Der von mir sehr geschätzte Herr BLUMENAU vom Radiosender FM4 hat anlässlich des beeindruckenden 5:1-Sieges der (drittklassigen) “Rapid Amateure” gegen das Bundesliga-Team Mattersburg im österreichischen Cup-Achtelfinale die vorbildliche Nachwuchsarbeit beim SK Rapid gelobt.

Während die “Amas” im Cupbewerb bleiben, musste die “Erste” von Rapid ihre Cup-Hoffnungen mit einer 2:3-Niederlage beim derzeitigen Angstgegner Ried bereits begraben.

Blumenaus Artikel möchte der RAPIDHAMMER seinen Lesern nicht vorenthalten:


Vorbildliche Nachwuchsarbeit

Gut, es redet sich leicht gut über ein Projekt nach einem Sensationssieg über einen zwei Klassen höher eingestuften Gegner. Aber die “kleine” Rapid, das B-Team, die Reserve, die Amateure, wie sie offiziell heißen, die sind auch im Liga-Alltag gut dabei.
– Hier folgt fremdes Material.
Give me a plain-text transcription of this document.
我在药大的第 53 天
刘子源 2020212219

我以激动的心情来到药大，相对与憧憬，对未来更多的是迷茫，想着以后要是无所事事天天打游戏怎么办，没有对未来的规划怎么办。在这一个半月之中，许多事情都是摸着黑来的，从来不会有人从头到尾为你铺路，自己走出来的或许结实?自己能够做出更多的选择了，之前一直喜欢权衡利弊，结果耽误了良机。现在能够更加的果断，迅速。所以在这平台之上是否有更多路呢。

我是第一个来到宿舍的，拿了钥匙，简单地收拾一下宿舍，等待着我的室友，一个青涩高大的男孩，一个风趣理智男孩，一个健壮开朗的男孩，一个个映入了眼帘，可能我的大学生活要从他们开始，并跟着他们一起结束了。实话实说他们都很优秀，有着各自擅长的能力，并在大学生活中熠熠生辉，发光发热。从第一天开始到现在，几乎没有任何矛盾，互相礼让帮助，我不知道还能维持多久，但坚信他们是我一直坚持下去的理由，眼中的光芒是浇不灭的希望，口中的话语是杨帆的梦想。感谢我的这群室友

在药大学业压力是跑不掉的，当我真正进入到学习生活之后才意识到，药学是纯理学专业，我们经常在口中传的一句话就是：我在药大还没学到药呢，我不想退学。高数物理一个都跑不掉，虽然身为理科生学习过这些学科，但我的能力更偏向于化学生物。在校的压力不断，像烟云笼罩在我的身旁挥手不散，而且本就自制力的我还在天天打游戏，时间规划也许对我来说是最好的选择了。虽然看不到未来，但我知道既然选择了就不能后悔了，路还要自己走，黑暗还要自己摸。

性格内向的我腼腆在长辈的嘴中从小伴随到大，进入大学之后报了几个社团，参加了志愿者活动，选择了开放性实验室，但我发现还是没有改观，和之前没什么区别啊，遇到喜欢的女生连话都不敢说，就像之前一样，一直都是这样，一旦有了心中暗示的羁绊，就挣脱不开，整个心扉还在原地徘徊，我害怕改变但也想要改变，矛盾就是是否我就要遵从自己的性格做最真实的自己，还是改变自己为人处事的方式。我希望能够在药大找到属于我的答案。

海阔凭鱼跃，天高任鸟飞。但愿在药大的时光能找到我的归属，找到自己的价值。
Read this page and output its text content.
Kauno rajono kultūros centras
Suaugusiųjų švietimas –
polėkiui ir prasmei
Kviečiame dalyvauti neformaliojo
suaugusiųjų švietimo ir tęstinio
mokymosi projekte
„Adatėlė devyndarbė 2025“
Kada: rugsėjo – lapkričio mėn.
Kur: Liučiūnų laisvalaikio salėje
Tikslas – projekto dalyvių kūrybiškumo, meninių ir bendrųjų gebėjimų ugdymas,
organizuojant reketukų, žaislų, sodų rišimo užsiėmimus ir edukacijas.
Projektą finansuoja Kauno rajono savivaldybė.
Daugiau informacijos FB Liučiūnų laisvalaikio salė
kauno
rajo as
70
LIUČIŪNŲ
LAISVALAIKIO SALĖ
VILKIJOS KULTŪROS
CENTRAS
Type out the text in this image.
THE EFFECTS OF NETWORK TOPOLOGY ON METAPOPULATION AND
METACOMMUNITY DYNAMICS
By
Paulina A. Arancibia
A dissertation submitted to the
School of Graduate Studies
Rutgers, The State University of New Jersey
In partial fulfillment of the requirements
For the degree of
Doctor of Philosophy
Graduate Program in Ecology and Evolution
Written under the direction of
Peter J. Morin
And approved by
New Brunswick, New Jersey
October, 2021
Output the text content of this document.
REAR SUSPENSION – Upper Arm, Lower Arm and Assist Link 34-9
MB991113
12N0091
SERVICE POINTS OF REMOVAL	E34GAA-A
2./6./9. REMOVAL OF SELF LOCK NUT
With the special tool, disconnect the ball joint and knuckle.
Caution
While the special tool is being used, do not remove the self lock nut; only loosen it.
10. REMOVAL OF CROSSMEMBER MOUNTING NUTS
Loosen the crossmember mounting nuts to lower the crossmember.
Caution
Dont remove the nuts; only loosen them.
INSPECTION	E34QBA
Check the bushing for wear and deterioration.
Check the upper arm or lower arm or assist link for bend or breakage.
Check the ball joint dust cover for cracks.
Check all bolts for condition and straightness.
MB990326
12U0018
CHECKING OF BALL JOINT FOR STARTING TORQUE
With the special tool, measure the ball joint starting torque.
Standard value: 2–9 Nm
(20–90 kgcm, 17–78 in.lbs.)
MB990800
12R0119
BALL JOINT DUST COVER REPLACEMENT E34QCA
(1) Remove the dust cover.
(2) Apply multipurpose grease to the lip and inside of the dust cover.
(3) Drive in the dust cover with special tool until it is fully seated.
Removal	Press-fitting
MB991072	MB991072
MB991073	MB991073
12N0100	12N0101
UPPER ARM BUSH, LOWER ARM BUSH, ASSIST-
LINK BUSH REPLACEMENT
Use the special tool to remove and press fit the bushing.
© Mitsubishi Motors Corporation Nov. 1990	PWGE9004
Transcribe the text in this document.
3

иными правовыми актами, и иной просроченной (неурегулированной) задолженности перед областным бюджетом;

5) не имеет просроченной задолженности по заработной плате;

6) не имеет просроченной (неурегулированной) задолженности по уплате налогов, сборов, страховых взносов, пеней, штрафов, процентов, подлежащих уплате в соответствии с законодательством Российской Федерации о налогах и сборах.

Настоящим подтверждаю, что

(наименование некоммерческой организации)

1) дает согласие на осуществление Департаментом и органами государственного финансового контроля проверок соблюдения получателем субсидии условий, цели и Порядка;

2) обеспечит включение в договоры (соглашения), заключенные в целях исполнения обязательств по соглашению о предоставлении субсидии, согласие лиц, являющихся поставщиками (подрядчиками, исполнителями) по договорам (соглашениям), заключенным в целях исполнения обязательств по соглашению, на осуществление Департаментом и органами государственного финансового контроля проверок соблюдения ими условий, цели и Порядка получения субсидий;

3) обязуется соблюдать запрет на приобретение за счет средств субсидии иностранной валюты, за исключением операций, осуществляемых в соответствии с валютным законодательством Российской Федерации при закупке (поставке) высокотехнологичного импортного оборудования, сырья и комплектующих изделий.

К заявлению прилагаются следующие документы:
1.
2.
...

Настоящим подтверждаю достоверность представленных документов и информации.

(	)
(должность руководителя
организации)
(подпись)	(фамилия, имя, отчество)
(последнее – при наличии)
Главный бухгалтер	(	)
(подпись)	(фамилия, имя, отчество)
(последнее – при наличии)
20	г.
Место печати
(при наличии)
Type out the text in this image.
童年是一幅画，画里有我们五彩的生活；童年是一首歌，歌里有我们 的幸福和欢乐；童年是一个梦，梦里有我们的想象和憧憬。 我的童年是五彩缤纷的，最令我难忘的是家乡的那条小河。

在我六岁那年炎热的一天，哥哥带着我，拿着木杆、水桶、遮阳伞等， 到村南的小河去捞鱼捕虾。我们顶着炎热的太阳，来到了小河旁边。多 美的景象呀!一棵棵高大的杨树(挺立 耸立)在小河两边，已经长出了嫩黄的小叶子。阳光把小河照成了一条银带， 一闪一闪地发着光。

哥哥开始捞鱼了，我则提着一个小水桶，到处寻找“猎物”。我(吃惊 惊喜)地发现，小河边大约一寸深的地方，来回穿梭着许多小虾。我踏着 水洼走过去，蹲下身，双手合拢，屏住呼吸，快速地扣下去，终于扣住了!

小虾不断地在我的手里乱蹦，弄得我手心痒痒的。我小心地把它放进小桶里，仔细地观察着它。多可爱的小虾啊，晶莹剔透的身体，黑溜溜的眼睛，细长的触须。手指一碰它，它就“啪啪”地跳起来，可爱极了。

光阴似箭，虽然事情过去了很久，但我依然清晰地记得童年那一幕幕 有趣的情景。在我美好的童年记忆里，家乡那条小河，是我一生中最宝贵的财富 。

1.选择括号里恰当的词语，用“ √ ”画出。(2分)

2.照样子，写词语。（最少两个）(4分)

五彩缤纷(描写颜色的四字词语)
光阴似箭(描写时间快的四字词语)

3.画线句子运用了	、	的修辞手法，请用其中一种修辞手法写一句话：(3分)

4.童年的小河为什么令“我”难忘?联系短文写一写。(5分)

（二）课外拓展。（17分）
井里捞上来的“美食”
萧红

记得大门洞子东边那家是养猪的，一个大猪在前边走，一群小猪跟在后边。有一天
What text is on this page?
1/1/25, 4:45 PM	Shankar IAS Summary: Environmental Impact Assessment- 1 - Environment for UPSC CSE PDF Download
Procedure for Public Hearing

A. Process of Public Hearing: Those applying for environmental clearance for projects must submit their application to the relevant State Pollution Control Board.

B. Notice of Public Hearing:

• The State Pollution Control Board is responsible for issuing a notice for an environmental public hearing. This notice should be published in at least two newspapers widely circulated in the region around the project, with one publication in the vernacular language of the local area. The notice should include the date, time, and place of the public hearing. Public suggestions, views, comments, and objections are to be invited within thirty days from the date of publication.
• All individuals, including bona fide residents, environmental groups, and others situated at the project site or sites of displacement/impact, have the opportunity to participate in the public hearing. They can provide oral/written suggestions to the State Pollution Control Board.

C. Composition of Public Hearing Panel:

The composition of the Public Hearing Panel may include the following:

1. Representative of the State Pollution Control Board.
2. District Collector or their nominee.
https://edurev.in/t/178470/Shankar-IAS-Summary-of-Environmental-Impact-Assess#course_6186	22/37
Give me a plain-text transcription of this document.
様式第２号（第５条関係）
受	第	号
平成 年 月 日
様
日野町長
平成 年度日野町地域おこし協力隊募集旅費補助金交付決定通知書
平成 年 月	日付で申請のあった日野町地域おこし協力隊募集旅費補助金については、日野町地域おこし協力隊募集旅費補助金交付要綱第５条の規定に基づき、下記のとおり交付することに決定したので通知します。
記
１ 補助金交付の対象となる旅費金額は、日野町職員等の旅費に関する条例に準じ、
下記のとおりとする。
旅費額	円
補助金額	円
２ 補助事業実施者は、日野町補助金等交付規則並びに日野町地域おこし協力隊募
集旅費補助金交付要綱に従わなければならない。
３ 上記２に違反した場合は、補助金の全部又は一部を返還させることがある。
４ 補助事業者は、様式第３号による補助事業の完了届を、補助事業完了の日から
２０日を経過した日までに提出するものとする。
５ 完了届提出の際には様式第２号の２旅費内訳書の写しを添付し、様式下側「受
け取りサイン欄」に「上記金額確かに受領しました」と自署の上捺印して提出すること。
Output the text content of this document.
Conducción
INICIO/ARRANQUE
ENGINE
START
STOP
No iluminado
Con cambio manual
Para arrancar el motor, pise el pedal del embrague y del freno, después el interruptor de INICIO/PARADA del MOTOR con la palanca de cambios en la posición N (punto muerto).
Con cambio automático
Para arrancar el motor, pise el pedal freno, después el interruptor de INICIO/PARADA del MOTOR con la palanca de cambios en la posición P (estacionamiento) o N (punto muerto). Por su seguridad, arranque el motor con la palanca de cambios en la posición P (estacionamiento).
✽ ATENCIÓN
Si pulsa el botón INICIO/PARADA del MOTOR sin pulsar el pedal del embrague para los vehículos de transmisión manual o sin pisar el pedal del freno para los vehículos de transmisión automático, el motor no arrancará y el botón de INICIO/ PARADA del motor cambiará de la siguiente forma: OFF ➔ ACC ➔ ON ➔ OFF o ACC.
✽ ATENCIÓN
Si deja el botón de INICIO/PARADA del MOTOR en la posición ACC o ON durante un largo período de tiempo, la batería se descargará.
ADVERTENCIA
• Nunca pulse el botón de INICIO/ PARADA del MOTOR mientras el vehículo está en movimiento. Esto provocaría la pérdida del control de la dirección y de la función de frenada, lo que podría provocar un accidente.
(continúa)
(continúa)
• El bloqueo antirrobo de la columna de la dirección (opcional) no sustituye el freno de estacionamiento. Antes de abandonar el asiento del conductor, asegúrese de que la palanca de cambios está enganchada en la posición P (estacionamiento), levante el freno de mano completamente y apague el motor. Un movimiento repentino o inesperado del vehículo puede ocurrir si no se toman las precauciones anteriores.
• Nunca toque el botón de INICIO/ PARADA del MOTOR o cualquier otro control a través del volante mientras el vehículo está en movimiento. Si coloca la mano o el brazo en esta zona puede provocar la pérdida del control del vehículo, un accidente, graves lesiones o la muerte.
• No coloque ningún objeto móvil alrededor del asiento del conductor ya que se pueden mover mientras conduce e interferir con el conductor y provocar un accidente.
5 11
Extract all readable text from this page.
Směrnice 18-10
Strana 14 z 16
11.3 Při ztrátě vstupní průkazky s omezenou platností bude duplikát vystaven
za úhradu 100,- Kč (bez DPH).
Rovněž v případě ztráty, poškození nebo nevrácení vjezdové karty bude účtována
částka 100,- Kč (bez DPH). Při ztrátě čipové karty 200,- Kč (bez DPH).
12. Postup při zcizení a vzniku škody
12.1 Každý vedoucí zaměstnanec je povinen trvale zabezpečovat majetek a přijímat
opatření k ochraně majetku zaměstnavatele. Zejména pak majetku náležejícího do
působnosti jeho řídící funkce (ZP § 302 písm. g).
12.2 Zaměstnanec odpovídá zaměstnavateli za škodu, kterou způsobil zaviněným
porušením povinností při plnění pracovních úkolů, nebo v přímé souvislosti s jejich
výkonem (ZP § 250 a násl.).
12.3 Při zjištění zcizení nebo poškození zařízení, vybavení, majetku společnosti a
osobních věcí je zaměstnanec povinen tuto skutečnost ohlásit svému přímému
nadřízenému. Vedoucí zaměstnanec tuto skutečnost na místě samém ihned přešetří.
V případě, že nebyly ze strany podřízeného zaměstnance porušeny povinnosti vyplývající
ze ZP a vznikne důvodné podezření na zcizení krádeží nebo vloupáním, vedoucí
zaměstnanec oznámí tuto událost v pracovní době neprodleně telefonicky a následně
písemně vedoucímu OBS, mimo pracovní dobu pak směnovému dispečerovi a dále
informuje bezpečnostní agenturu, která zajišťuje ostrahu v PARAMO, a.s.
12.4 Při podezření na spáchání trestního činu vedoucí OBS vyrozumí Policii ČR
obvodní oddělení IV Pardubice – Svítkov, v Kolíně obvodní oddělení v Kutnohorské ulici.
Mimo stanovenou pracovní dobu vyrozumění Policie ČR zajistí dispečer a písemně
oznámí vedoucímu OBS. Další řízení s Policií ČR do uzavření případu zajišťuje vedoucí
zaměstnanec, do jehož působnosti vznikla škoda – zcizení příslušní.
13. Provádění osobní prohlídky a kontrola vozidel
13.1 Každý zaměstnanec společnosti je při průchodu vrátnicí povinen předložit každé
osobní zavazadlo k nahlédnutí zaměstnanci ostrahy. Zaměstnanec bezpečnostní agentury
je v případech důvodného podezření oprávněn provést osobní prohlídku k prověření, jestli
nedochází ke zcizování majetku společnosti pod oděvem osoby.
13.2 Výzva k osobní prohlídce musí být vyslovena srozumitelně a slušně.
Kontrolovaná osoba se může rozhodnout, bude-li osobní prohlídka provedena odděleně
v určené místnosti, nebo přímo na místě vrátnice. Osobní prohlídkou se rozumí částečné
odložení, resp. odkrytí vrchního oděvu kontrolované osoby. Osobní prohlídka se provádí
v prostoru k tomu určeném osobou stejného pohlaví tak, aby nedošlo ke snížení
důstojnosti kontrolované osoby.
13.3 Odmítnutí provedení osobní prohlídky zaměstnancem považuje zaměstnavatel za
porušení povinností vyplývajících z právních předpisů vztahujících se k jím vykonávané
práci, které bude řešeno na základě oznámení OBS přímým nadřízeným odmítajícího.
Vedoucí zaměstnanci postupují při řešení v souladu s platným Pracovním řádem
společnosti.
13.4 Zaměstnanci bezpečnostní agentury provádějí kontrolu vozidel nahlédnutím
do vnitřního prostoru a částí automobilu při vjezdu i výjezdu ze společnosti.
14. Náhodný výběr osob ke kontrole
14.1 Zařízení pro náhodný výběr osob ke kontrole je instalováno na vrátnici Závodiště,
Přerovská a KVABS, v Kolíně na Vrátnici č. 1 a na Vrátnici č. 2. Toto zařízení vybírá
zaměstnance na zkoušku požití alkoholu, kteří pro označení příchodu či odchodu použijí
Und – weil das ja, wie wir wissen wichtiger sein sollte – auch im Bereich des Hervorbringens von Talent machen sie einen guten Job. In den ÖFB-Nachwuchs-Auswahlen tummeln sich derzeit neun aus dem Rapid-Ama-Kader.

Insofern tut eine Würdigung nach einem Cup-Sieg gegen die “großen” Mattersburger dann auch kein lustbetontes Hochspielen eines Zufalls, sondern eine Art Abnicken eines sinnvollen Weges.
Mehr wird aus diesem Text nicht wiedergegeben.